True that. It was extra insurance. That and they didn’t want to make it any easier. That is certain.
I wonder if it leis-nexis was also affected?
leis should be Lexis
Little, I'd say, but the answer gets complicated. The information was always available at Lexis and Westlaw, for an attorney doing in-depth research or trying to Shepardize the case in question (a procedure by which you determine the subsequent history of a case, or find other cases which have cited a specific case to agree with it, or amplify, modify, add to, distinguish, or overrule the entire case or a particular legal point in the case).
However, attorneys simply looking to quote certain cases aren't always going to pay to use Lexis and Westlaw (if their Lexis and Westlaw accounts are on a per-use basis), or if they are hot-linking the case or a quote from the case, which can only be done with Justia, of the three.
Also, 'little,' because the case that was hidden isn't directly on point in the opinion of most, although it touches on relevant issues and is a U.S. Supreme Court opinion.

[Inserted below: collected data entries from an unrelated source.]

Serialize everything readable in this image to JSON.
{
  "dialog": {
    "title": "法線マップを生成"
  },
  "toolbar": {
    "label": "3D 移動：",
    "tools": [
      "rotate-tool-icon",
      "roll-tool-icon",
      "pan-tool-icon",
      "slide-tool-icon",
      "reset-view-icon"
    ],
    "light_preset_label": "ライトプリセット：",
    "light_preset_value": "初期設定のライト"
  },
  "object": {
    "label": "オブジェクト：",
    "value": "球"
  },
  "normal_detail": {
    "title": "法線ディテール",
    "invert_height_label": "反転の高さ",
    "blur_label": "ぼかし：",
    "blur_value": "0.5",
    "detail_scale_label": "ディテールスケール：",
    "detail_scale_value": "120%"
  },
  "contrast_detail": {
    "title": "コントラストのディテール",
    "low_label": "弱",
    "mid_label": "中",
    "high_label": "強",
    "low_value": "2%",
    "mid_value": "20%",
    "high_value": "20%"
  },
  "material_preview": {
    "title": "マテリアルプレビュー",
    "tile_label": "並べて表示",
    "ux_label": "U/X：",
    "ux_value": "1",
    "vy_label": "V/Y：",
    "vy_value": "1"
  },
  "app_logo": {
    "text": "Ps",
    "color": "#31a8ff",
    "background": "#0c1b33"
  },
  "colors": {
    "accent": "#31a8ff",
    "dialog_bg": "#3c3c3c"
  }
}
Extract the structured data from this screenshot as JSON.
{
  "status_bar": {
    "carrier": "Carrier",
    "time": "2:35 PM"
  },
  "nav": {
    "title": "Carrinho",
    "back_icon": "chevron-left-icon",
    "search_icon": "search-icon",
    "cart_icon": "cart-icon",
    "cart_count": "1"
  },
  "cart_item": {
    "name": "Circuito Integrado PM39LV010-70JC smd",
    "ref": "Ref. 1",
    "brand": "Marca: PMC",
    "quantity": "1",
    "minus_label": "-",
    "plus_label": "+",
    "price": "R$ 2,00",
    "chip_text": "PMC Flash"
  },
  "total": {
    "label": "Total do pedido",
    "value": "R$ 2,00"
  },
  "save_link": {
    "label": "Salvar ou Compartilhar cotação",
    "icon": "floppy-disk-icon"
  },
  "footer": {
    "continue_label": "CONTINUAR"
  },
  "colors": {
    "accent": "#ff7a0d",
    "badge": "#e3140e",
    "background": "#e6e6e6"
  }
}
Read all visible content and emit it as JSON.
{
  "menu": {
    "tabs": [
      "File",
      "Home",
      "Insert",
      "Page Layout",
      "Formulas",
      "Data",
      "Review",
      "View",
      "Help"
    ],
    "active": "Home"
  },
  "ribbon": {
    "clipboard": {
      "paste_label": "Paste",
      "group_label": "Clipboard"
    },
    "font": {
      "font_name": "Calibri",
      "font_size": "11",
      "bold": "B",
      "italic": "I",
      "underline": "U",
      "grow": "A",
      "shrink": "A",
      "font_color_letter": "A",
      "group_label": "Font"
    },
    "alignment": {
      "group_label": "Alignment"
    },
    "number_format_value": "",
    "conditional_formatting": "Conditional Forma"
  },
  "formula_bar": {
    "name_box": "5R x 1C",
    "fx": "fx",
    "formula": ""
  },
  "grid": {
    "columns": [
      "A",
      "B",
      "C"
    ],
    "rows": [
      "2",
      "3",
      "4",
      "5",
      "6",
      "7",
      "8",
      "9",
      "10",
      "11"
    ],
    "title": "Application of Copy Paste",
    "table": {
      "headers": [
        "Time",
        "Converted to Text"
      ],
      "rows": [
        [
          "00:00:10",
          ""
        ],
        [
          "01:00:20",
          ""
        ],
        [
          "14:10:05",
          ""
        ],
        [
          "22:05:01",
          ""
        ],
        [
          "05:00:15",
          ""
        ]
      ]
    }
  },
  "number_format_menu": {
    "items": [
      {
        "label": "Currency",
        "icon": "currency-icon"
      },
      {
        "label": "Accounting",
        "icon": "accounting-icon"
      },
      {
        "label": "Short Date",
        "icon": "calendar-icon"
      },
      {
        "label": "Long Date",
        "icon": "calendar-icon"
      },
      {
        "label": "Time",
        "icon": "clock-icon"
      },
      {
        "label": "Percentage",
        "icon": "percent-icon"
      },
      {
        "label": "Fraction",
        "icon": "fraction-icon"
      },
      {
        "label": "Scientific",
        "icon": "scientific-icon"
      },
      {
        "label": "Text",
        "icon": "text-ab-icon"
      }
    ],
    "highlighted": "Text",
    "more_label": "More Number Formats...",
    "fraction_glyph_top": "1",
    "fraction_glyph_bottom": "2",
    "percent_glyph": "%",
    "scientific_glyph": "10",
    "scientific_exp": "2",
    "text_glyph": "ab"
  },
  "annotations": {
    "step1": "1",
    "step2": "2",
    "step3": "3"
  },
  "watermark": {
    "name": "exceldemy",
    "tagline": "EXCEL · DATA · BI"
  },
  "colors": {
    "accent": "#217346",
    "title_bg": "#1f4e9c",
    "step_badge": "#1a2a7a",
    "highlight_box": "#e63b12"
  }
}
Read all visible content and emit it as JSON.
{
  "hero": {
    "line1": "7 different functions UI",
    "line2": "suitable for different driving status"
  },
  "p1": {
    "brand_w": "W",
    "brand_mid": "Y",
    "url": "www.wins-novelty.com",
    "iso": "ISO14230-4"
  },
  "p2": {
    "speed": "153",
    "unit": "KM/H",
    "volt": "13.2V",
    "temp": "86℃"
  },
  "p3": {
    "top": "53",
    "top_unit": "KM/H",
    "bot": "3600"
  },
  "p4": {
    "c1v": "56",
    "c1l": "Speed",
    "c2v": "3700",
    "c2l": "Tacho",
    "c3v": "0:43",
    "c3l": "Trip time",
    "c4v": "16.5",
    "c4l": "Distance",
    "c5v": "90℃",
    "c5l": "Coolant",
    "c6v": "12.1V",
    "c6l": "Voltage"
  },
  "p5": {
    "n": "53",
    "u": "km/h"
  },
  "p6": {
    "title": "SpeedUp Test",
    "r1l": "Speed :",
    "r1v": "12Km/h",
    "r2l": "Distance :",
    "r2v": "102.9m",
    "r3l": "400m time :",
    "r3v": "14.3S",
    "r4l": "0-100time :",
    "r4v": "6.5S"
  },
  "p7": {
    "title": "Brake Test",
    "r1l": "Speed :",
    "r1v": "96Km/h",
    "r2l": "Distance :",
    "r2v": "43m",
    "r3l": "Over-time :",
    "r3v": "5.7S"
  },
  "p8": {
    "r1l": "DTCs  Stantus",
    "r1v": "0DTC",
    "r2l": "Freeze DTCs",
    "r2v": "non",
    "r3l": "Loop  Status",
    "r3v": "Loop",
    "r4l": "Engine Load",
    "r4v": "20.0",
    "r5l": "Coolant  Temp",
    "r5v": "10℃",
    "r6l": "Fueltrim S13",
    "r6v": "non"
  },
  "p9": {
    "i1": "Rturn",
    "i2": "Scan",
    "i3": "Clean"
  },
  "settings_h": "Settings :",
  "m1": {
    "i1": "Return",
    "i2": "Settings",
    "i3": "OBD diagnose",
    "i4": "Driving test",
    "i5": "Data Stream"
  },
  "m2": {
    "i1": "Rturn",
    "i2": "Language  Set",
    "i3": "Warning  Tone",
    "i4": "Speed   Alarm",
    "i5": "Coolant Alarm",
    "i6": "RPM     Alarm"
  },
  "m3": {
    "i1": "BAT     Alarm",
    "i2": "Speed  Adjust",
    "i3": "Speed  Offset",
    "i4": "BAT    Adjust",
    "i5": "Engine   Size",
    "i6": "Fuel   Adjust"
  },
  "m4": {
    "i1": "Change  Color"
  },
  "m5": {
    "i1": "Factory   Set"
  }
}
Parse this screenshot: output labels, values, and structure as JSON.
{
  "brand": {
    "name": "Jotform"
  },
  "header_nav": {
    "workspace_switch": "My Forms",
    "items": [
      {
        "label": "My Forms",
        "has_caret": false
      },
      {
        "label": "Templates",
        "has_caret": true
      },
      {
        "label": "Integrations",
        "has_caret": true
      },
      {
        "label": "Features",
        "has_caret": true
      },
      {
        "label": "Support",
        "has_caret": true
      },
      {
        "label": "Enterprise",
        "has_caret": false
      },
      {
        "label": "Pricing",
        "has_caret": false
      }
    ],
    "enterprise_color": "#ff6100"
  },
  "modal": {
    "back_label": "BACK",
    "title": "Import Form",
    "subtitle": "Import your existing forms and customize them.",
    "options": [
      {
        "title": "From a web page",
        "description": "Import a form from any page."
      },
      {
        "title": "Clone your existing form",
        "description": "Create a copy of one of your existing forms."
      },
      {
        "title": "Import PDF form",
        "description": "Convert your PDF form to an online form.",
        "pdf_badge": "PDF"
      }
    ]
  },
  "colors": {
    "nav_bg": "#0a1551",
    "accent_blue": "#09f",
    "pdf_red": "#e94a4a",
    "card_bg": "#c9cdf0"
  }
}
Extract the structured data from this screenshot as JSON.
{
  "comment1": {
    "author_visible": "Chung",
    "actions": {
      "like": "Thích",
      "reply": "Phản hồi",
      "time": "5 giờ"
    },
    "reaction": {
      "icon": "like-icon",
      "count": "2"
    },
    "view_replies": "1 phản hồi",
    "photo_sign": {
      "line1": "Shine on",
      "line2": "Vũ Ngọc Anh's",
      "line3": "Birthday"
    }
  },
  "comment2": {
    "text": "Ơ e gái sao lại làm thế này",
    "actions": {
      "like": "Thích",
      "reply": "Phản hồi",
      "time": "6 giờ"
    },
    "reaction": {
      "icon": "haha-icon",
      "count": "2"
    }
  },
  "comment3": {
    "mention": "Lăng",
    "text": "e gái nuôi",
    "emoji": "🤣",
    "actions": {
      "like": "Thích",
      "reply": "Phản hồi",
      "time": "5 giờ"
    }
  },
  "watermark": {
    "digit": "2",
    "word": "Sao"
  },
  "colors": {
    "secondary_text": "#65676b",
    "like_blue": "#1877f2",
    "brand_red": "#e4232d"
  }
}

You would also have to review all that was said about the case that was affected - some people said it wasn't meaningful because it wasn't cited by other cases, when in fact it was cited but Justia removed the cites to it from 25 other cases. We don't know whether those who said the Minor v. Happersett wasn't cited were saying so because they couldn't find it in Justia.
Even if we were to say it didn't affect the outcome, there's this: leftist lawyers were claiming there was no 'there' there to the 'natural born cititzen' issue. Really? If there was nothing to the issue, then why go to the trouble to make the cases on 'natural born citizen' disappear from the nation's premiere free search engine of, and repository of, free federal court opinions by making them unsearchable, or deleting cites to them? Why alter the language in a least one 'natural born citizen' case? Why would a liberal law professor republish a law review article about what is required to be a 'natural born citizen,' changing his references to ''parents' to 'parent,' and use the identical title for the new article so that if you search for it, you may find the revised article?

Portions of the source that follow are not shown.